Young doctors encouraged to become GPs

7 Apr 05
The government hopes to encourage more young doctors to become GPs with a new training curriculum launched this week.

08 April 2005

The government hopes to encourage more young doctors to become GPs with a new training curriculum launched this week.

The move is crucial to plans to have more care provided in the community. Many primary care trusts have developed GP-run specialist clinics, in areas such as dermatology and orthopaedics, to treat patients who would otherwise have been sent to a hospital outpatient department. 

This can reduce pressure on hospital waiting lists, ensure patients are treated more quickly and closer to home, and help retain GPs bored of the routine 'coughs and sniffles' nature of much of their work.

More GPs are also needed to plug the gaps left by those about to retire – in some areas up to 50% of family doctors are eligible for retirement in the next five years.
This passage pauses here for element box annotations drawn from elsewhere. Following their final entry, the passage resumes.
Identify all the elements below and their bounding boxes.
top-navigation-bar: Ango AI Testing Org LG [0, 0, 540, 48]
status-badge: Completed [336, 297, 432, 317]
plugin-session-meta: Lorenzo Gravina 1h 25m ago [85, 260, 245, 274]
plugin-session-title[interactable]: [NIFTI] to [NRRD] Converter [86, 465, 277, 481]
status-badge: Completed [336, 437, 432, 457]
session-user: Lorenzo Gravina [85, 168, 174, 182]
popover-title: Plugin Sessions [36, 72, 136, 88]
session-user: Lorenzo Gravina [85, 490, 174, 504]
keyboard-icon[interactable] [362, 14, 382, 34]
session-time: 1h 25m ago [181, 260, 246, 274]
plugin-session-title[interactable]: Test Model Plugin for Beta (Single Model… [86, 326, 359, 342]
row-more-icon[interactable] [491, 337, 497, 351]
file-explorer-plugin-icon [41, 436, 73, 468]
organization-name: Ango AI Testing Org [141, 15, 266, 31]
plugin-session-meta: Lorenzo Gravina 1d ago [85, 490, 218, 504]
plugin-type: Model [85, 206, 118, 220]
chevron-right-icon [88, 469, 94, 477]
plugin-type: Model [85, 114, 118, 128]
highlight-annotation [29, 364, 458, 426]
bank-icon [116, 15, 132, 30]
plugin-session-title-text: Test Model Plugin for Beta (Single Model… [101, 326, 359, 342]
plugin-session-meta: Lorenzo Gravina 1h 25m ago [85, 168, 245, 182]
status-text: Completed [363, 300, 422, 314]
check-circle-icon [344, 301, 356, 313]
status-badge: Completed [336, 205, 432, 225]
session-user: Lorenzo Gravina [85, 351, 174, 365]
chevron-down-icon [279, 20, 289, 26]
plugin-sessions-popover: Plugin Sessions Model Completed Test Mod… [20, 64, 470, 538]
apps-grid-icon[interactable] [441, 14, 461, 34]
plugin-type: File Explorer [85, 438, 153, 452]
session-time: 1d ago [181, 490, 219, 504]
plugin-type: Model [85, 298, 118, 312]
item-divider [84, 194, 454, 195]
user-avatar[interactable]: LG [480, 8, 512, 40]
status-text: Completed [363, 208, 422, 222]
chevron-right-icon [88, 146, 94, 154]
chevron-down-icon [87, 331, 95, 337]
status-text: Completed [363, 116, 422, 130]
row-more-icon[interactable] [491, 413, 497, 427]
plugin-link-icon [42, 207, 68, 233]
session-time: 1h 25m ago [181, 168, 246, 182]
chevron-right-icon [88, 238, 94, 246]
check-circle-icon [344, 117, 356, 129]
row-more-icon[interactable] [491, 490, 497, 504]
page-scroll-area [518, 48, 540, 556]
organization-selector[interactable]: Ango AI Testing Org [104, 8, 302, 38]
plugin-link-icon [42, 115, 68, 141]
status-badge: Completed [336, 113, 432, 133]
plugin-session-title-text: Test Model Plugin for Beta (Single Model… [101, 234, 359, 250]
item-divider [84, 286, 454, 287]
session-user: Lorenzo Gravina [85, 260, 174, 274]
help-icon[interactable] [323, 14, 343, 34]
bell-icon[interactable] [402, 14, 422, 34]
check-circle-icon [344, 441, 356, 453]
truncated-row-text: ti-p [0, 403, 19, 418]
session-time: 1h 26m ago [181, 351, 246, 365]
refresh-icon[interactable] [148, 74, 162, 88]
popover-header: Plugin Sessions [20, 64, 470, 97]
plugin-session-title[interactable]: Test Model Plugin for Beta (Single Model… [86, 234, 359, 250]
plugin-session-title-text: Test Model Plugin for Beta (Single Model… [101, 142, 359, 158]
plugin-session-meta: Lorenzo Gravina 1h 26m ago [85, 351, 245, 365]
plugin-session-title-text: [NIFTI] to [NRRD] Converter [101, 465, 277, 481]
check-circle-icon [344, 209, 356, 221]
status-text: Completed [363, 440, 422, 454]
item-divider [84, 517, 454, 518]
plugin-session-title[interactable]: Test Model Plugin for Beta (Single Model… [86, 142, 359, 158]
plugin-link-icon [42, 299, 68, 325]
The need is acute in inner-city areas, to which many GPs came from the Indian sub-continent in the 1950s and 1960s.

The curriculum change affects the first two years of postgraduate medical training. Rather than spending all this time in hospitals, under the new foundation programme junior doctors will have a range of placements, including primary care. It is hoped exposure to general practice earlier in their career will encourage more to become GPs.

Health minister John Hutton said students would get a broader range of 'tasters'. 

'We are moving to a situation where 80% of patient care will be provided in primary care environments so we want more trainees to spend time in places like GP surgeries and walk-in centres as the shift towards treatment in primary care settings rather than hospitals becomes the norm.'

Professor Sir Alan Craft, chair of the Academy of Medical Royal Colleges, said: 'The curriculum will ensure that doctors going through the system are fit for the modern health care service.'

However, the British Medical Association said GP training places had been cut and called for more investment. 

The need for traditional general practice was highlighted in a survey by the pollster Mori for the BMA this week. The survey of 2,133 adults showed that 75% believed their local GP surgery was more important than new-style clinics, such as NHS walk-in centres.